I lived in apartments for quite a while, which limited my gardening efforts to potted indoor plants. In those days, I was often the recipient of those gorgeous Boston ferns in hanging pots. I adored them ... but they did not adore me. In no time, the plant would start looking sad; not long after it would die. This happened repeatedly. Later I roomed with a good friend who filled our apartment with plants, especially coleus. The coleus didn't like me either. We soon learned that she was good with plants that needed nurturing and I was good with plants that liked to be ignored. My specialty was spider plants; they didn't mind waiting a week or so to get watered.
I finally moved in to my own home. The house was a tiny 1940s box on a fairly large lot. Suddenly I had a huge garden to take care of. I giddily planted trees and bushes; about fifty percent of them survived. I learned the hard way to read up on a plant before buying after I planted four blue eucalyptus, which can grow up to 180 feet high. I was lucky that three died. The trunk of the fourth grew so large that it pushed a fence over!
I had the lawn mowed and trees trimmed, but did everything else. After a while, I was only growing plants that didn't mind waiting a week to be watered. Even so, it took whole weekends of gardening to keep up. After a few years it was gorgeous.

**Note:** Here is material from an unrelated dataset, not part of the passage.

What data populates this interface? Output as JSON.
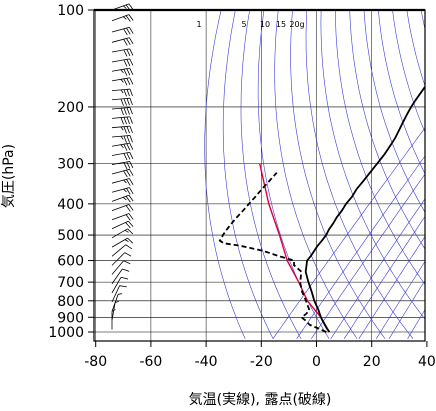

I realized that although I loved gardening, I had become a slave to my first garden. Soon after, I moved in to a condo with a tiny plot behind it—small enough to keep up with, I thought. The soil was clay and many of the plants had to be replaced because they were planted in the wrong zone or soil or liked sun but were planted in the shade, and so on. But I am grateful that I have had two beautiful versions of this garden already.